美联航电子商务与经营副总裁斯科特•威尔森介绍说,按照公司过去采用的“收集与分析”数据法,美联航会把旅客选择这些服务的信息汇总到一起,来看“什么才是最成功的产品,然后据此进行营销。”

现在,这种方法已经发生了变化。自从2014年年初起,美联航已经把“收集、探测、行动”定为新的数据收集三步曲,同时还在革新服务旅客的方式。

威尔森介绍说:“现在我们会研究旅客是谁,以及他是否有购买我们某种产品的倾向。”现在美联航为了实时评估一名旅客的可能动向,会加入150多个影响旅客消费的变量,以及旅客之前的旅行目的地进行计算,而不再只是把大量旅客数据汇总到一起。

计算结果大概在200毫秒后就会得出,可以说它是根据一名旅客的实际情况量身打造并动态生成的服务建议。另外,它的服务条款、页面布局、拷贝和其它因素也会根据旅客的具体信息而有所不同。采用新的收据分析法后,联合航空的副业收入年增率超过了15%。

一、“航空业催化大数据”

欢迎来到航空业的大数据时代。从很多方面来看,航空业都是大数据最早的参与者之一。

R.W. Mann & Co公司的行业分析师鲍伯•曼恩指出:“航空业是一个浸泡在数据中的行业,其中有大量数据是无组织的。直到最近,各大航空公司才能依靠大数据技术来“解决如何识别和提高旅客价值以及如何培养高价值的旅客等问题。”

美联航的威尔森指出:“航空业一直在收集数据上做得很好,但他们在利用数据上却并不是一直都很擅长。”现在尽管各大航空公司收集的数据越来越多,但存储和处理数据的成本却已经显著下降,因此也降低了航空公司运用数据的难度。联合航空公司的系统中无论任何时候都在处理着1兆兆字节左右的数据。威尔森说:“我们不会保存所有数据,我们必须有选择性地攫取有用的数据。”对于被选中的数据来说,会有一个实时决策引擎负责相关的处理工作,将它们变成有用的信息。

二、从行李传送带开始

大家可以在处理旅客行李方面清楚地看到大数据技术的效用。达美航空(Delta Air Lines)发言人保罗•斯科贝克说:“我们花费了好几年的努力,在行李跟踪上投入了数百万美元的资金。它是我们为旅客提供的核心幕后服务之一。”

达美航空每年都要处理成百上千万件行李。斯科贝克表示,2014年,达美航空预计总共将处理1.3亿件行李,而且,“每名旅客都有托运完行李上了飞机之后,担心行李是否会丢失的经历。”
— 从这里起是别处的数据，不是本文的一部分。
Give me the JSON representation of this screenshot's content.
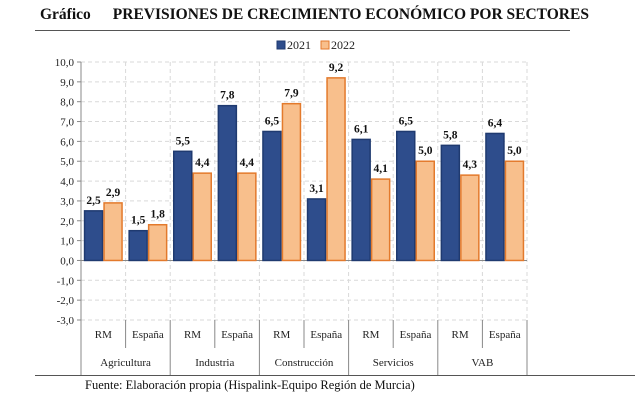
{
  "header": {
    "label": "Gráfico",
    "title": "PREVISIONES DE CRECIMIENTO ECONÓMICO POR SECTORES"
  },
  "footer": {
    "source": "Fuente: Elaboración propia (Hispalink-Equipo Región de Murcia)"
  },
  "chart_data": {
    "type": "bar",
    "title": "PREVISIONES DE CRECIMIENTO ECONÓMICO POR SECTORES",
    "groups": [
      "Agricultura",
      "Industria",
      "Construcción",
      "Servicios",
      "VAB"
    ],
    "subcategories": [
      "RM",
      "España",
      "RM",
      "España",
      "RM",
      "España",
      "RM",
      "España",
      "RM",
      "España"
    ],
    "series": [
      {
        "name": "2021",
        "color": "#2e4d8c",
        "values": [
          2.5,
          1.5,
          5.5,
          7.8,
          6.5,
          3.1,
          6.1,
          6.5,
          5.8,
          6.4
        ]
      },
      {
        "name": "2022",
        "color": "#f8bf8c",
        "border": "#e37a2c",
        "values": [
          2.9,
          1.8,
          4.4,
          4.4,
          7.9,
          9.2,
          4.1,
          5.0,
          4.3,
          5.0
        ]
      }
    ],
    "ylim": [
      -3,
      10
    ],
    "yticks": [
      "10,0",
      "9,0",
      "8,0",
      "7,0",
      "6,0",
      "5,0",
      "4,0",
      "3,0",
      "2,0",
      "1,0",
      "0,0",
      "-1,0",
      "-2,0",
      "-3,0"
    ],
    "grid": true,
    "legend": "top-center"
  }
}
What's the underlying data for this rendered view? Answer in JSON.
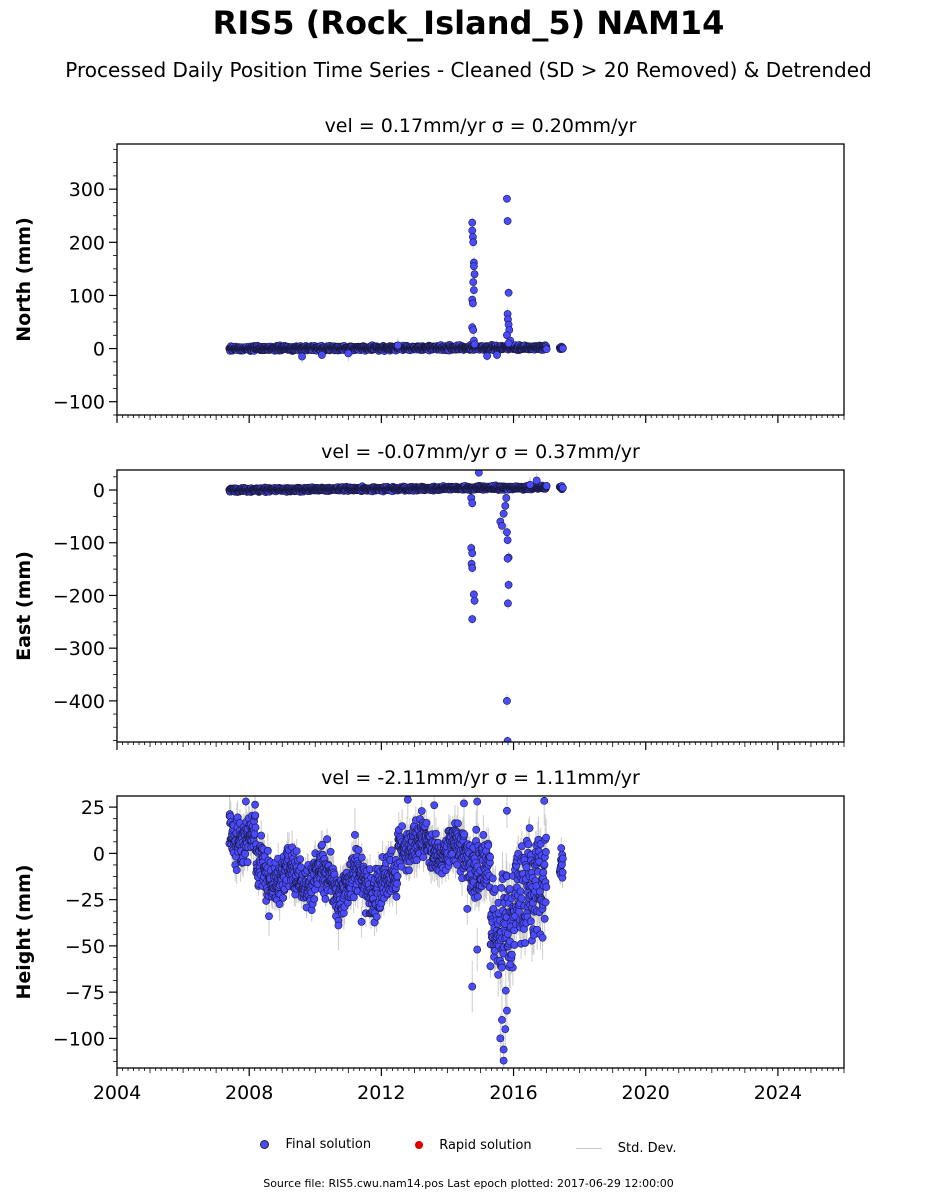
{
  "title": "RIS5 (Rock_Island_5) NAM14",
  "subtitle": "Processed Daily Position Time Series - Cleaned (SD > 20 Removed) & Detrended",
  "legend": {
    "final": "Final solution",
    "rapid": "Rapid solution",
    "sd": "Std. Dev."
  },
  "footer": "Source file: RIS5.cwu.nam14.pos  Last epoch plotted: 2017-06-29 12:00:00",
  "colors": {
    "final": "#4a4aff",
    "rapid": "#e00000",
    "std_dev": "#cccccc"
  },
  "chart_data": [
    {
      "type": "scatter",
      "title": "vel = 0.17mm/yr   σ = 0.20mm/yr",
      "ylabel": "North (mm)",
      "xlim": [
        2004.0,
        2026.0
      ],
      "ylim": [
        -125,
        385
      ],
      "yticks": [
        -100,
        0,
        100,
        200,
        300
      ],
      "xticks": [
        2004,
        2008,
        2012,
        2016,
        2020,
        2024
      ],
      "show_xticklabels": false,
      "base": {
        "start": 2007.4,
        "end": 2017.5,
        "offset": 0,
        "slope": 0.2,
        "noise": 3,
        "sd": 4,
        "gap": [
          2017.0,
          2017.4
        ]
      },
      "points": [
        [
          2014.75,
          237
        ],
        [
          2014.75,
          222
        ],
        [
          2014.77,
          210
        ],
        [
          2014.78,
          200
        ],
        [
          2014.8,
          162
        ],
        [
          2014.8,
          155
        ],
        [
          2014.82,
          140
        ],
        [
          2014.78,
          125
        ],
        [
          2014.8,
          110
        ],
        [
          2014.75,
          92
        ],
        [
          2014.77,
          85
        ],
        [
          2014.75,
          40
        ],
        [
          2014.78,
          35
        ],
        [
          2014.8,
          15
        ],
        [
          2014.82,
          8
        ],
        [
          2015.8,
          282
        ],
        [
          2015.82,
          240
        ],
        [
          2015.85,
          105
        ],
        [
          2015.82,
          65
        ],
        [
          2015.83,
          55
        ],
        [
          2015.85,
          45
        ],
        [
          2015.87,
          35
        ],
        [
          2015.8,
          25
        ],
        [
          2015.9,
          15
        ],
        [
          2015.85,
          10
        ],
        [
          2009.6,
          -15
        ],
        [
          2010.2,
          -12
        ],
        [
          2011.0,
          -9
        ],
        [
          2012.5,
          6
        ],
        [
          2015.2,
          -14
        ],
        [
          2015.5,
          -12
        ]
      ]
    },
    {
      "type": "scatter",
      "title": "vel = -0.07mm/yr   σ = 0.37mm/yr",
      "ylabel": "East (mm)",
      "xlim": [
        2004.0,
        2026.0
      ],
      "ylim": [
        -478,
        38
      ],
      "yticks": [
        -400,
        -300,
        -200,
        -100,
        0
      ],
      "xticks": [
        2004,
        2008,
        2012,
        2016,
        2020,
        2024
      ],
      "show_xticklabels": false,
      "base": {
        "start": 2007.4,
        "end": 2017.5,
        "offset": 0,
        "slope": 0.5,
        "noise": 2.5,
        "sd": 4,
        "gap": [
          2017.0,
          2017.4
        ]
      },
      "points": [
        [
          2014.95,
          33
        ],
        [
          2014.72,
          -15
        ],
        [
          2014.75,
          -25
        ],
        [
          2014.72,
          -110
        ],
        [
          2014.75,
          -120
        ],
        [
          2014.73,
          -140
        ],
        [
          2014.75,
          -148
        ],
        [
          2014.8,
          -198
        ],
        [
          2014.82,
          -210
        ],
        [
          2014.75,
          -245
        ],
        [
          2015.6,
          -60
        ],
        [
          2015.65,
          -68
        ],
        [
          2015.7,
          -45
        ],
        [
          2015.75,
          -30
        ],
        [
          2015.78,
          -15
        ],
        [
          2015.8,
          -80
        ],
        [
          2015.82,
          -95
        ],
        [
          2015.85,
          -128
        ],
        [
          2015.82,
          -130
        ],
        [
          2015.85,
          -180
        ],
        [
          2015.83,
          -215
        ],
        [
          2015.8,
          -400
        ],
        [
          2015.82,
          -476
        ],
        [
          2016.5,
          10
        ],
        [
          2016.7,
          18
        ]
      ]
    },
    {
      "type": "scatter",
      "title": "vel = -2.11mm/yr   σ = 1.11mm/yr",
      "ylabel": "Height (mm)",
      "xlabel": "",
      "xlim": [
        2004.0,
        2026.0
      ],
      "ylim": [
        -116,
        31
      ],
      "yticks": [
        -100,
        -75,
        -50,
        -25,
        0,
        25
      ],
      "xticks": [
        2004,
        2008,
        2012,
        2016,
        2020,
        2024
      ],
      "show_xticklabels": true,
      "segments": [
        {
          "start": 2007.4,
          "end": 2008.2,
          "from": 10,
          "to": 8,
          "noise": 8,
          "sd": 8
        },
        {
          "start": 2008.2,
          "end": 2012.5,
          "from": -10,
          "to": -18,
          "noise": 9,
          "sd": 7
        },
        {
          "start": 2012.5,
          "end": 2014.7,
          "from": 7,
          "to": 0,
          "noise": 8,
          "sd": 7
        },
        {
          "start": 2014.7,
          "end": 2015.3,
          "from": -5,
          "to": -12,
          "noise": 12,
          "sd": 9
        },
        {
          "start": 2015.3,
          "end": 2017.0,
          "from": -45,
          "to": -10,
          "noise": 20,
          "sd": 10
        },
        {
          "start": 2017.4,
          "end": 2017.5,
          "from": -8,
          "to": -8,
          "noise": 5,
          "sd": 6
        }
      ],
      "points": [
        [
          2014.75,
          -72
        ],
        [
          2015.6,
          -100
        ],
        [
          2015.7,
          -106
        ],
        [
          2015.7,
          -112
        ],
        [
          2015.75,
          -95
        ],
        [
          2015.8,
          -85
        ],
        [
          2015.65,
          -90
        ],
        [
          2015.9,
          -60
        ],
        [
          2014.5,
          27
        ],
        [
          2014.9,
          28
        ],
        [
          2012.8,
          29
        ],
        [
          2013.6,
          26
        ],
        [
          2015.8,
          23
        ],
        [
          2007.9,
          28
        ],
        [
          2008.6,
          -34
        ],
        [
          2010.7,
          -39
        ],
        [
          2011.4,
          -37
        ],
        [
          2011.2,
          10
        ],
        [
          2014.9,
          -52
        ],
        [
          2014.6,
          -30
        ]
      ]
    }
  ]
}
斯科贝克表示,通过在值机时使用手持式行李扫描仪,“我们可以获取所有的追踪数据。但是两年前我们意识到一个问题,那就是旅客也可以通过这些信息获得好处。”

因此,达美航空率先推出了一款移动应用,让旅客可以在自己的移动设备上追踪自己的行李。这款应用在iOS、安卓、黑莓、WP平台上均可下载,目前总下载量已经超过1100万次。

三、寻找新的收入流

美国西南航空公司(Southwest Airlines)也在利用大数据技术来决定应该部署哪些新的旅客服务。

西南航空发言人丹•兰德森说:“西南航空利用汇总的匿名用户数据,通过多个渠道、多个设备以及包括公司官网Southwest.com在内的多个网站,向顾客推广产品、服务以及各种个性化服务。通过观察和研究旅客在互联网上的行为和活动,我们能更好地向旅客提供最优惠的机票和最好的旅行体验。同时我们也利用这些数据来进一步改善我们与旅客的关系。”
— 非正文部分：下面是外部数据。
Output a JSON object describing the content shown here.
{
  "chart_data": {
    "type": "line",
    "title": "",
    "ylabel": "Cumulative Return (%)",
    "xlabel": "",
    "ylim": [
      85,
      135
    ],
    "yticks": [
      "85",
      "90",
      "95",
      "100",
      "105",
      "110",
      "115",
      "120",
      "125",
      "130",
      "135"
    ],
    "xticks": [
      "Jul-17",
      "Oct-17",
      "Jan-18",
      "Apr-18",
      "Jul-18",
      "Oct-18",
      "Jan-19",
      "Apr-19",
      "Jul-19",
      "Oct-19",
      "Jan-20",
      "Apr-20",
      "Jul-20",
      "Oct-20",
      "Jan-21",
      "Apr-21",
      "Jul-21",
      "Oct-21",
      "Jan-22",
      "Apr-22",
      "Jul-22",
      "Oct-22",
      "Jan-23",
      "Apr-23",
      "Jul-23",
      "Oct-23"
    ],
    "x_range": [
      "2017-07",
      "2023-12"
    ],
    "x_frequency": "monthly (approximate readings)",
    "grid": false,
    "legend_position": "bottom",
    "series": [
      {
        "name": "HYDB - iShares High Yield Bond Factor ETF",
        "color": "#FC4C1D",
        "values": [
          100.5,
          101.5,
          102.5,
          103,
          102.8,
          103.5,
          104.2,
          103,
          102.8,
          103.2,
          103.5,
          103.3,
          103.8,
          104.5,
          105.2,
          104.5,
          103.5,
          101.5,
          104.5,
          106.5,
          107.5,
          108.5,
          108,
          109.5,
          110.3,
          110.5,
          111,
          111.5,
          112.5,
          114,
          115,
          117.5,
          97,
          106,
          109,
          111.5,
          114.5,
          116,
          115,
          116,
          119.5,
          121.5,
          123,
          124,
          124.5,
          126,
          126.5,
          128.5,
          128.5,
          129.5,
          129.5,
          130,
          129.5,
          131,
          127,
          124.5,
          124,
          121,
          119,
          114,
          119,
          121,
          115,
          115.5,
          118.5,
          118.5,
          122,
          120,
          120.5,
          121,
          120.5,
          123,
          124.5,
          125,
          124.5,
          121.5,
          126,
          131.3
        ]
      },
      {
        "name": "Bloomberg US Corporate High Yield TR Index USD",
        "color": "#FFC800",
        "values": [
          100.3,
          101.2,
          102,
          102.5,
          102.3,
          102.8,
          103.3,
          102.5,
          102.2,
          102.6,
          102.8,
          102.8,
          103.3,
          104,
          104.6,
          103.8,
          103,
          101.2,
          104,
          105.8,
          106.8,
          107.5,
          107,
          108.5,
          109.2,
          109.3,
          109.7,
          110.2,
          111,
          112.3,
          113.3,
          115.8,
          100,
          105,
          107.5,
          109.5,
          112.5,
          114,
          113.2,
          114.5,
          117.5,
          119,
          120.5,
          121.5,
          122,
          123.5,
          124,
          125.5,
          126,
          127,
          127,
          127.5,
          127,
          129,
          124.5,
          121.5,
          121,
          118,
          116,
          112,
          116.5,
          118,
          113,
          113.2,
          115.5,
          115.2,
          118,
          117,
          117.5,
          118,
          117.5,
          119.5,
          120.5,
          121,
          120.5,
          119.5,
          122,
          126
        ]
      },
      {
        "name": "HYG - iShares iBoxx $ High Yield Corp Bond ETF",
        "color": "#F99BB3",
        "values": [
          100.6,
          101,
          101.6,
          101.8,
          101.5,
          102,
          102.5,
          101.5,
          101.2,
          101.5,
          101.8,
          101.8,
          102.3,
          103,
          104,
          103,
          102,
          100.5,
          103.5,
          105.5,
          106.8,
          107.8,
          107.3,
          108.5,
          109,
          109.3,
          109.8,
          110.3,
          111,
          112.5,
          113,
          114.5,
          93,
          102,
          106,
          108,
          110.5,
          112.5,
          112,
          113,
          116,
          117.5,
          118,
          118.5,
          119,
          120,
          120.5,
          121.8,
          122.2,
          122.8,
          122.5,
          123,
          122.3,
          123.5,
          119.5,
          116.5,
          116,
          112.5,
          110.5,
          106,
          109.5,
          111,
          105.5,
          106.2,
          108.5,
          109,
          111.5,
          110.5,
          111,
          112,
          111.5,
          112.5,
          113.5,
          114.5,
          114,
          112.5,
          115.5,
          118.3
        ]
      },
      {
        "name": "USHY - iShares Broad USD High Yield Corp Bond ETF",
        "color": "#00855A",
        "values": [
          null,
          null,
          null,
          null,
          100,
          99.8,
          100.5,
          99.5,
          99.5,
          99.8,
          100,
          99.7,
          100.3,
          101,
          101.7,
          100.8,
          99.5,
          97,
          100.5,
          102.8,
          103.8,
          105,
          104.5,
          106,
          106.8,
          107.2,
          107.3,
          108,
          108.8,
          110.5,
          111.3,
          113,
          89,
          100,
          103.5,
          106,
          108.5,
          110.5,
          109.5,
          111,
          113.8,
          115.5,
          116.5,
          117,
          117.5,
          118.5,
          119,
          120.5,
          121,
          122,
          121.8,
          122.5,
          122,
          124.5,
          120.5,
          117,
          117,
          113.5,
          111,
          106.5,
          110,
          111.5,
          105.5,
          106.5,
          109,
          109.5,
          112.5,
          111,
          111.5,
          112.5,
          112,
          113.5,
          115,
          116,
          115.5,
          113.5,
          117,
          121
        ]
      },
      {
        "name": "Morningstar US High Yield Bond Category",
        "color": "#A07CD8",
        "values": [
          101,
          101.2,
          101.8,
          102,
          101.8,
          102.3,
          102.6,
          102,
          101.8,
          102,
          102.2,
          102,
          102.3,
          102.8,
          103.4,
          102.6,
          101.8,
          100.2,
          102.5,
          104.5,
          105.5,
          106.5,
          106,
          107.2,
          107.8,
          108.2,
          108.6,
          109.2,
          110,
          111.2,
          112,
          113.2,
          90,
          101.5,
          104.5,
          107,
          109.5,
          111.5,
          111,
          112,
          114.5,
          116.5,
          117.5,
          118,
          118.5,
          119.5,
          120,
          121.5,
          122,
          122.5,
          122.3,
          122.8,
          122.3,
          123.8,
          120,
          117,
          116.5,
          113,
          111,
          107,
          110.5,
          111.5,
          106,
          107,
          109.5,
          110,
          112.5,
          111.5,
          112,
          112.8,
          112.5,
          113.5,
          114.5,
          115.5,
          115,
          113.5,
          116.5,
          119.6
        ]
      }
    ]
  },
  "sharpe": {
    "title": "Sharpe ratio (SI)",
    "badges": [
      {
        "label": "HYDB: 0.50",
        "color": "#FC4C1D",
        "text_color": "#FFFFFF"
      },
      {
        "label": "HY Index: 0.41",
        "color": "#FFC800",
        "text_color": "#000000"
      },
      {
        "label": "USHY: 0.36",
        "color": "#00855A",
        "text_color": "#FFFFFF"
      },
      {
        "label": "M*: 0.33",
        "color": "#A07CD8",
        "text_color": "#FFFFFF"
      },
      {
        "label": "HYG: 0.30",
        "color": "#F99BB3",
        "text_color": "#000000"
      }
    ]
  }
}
比如兰德森说:“通过研究旅客在网上搜索的直飞城市,可以帮助我们决定在某一特定航线上应该推出哪种服务。”

这样做的成效如何呢?兰德森称:“我们的旅客人数和忠诚度都在逐年增加。我们认为,这种智能化的、基于数据的定位方法对公司的增长起了很大的促进作用。”

四、“每周100万美元”

以数据为中心的经营方式听起来似乎很好理解,但执行起来就全然是另一回事了。差旅业大数据营销平台Boxever公司的营销副总裁艾莉森•佩列蒂耶指出,对于大多数航空公司来说,第一个拦路虎就是“如何把各类孤立的乘客信息整合到一起——比如交易系统中的订票信息、网络和移动行为(包括搜索、访问、退订)、电子邮件数据、客服信息等等——以建立一个统一的顾客视角。”
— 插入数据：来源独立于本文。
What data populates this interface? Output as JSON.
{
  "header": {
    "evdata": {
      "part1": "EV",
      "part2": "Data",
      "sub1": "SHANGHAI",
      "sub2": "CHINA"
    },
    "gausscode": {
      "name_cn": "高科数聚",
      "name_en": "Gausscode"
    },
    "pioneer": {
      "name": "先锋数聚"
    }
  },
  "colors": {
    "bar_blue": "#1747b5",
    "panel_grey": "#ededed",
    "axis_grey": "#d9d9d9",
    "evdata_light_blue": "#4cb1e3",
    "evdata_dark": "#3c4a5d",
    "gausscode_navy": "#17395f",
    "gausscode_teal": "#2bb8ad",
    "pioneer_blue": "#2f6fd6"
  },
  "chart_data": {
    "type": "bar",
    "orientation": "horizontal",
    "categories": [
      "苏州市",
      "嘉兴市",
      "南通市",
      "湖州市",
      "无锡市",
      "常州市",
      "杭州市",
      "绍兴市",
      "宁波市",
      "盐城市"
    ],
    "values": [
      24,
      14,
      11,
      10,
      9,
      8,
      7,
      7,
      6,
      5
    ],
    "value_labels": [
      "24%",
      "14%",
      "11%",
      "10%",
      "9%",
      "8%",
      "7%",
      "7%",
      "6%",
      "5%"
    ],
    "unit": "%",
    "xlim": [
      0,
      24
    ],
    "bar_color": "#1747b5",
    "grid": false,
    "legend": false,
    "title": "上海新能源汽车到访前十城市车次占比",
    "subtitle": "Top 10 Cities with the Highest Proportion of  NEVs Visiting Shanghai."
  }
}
佩列蒂耶说:“有了这些信息和根据这些信息得出的见解,各大航空公司就可以采取相应的行动,帮助他们将更多消费者转化成自己的顾客,获得更多收益,提高一切渠道上的顾客忠诚度。”

佩列蒂耶解释道,以挪威的威德罗航空公司(Wideroe)为例,一个统一的顾客视角“可以让呼叫中心的销售代表了解顾客的全部活动记录,而不仅仅是客户服务历史。也就是说,销售代表还能了解顾客最近是否曾访问过公司官网,或者是否曾经打开过公司的营销邮件。因此,在解决完手头上的客户服务问题后,他们处在一个非常有利的位置来推销最适合该顾客的附加服务,这样一来就可以创造额外收入。或者他也可以根据手头上的信息向旅客提供免费升舱,这样一来也可以提高客户忠诚度。”

佩列蒂耶指出,航空公司通过统一顾客视角获得的见解也可以转化成服务信息,通过各种通讯渠道传递给旅客,而电子邮件正是一个非常热门的出发点。

佩列蒂耶说:“我们在欧洲有一个最大的客户,它利用Boxever平台来了解机票的退订情况,然后向退订者发送电子邮件。据这个客户反映,在发送了这些邮件之后,有很多退订的人随后又重新在他们那里订购了机票,由此每周都为它多创造了100万美元的收入。”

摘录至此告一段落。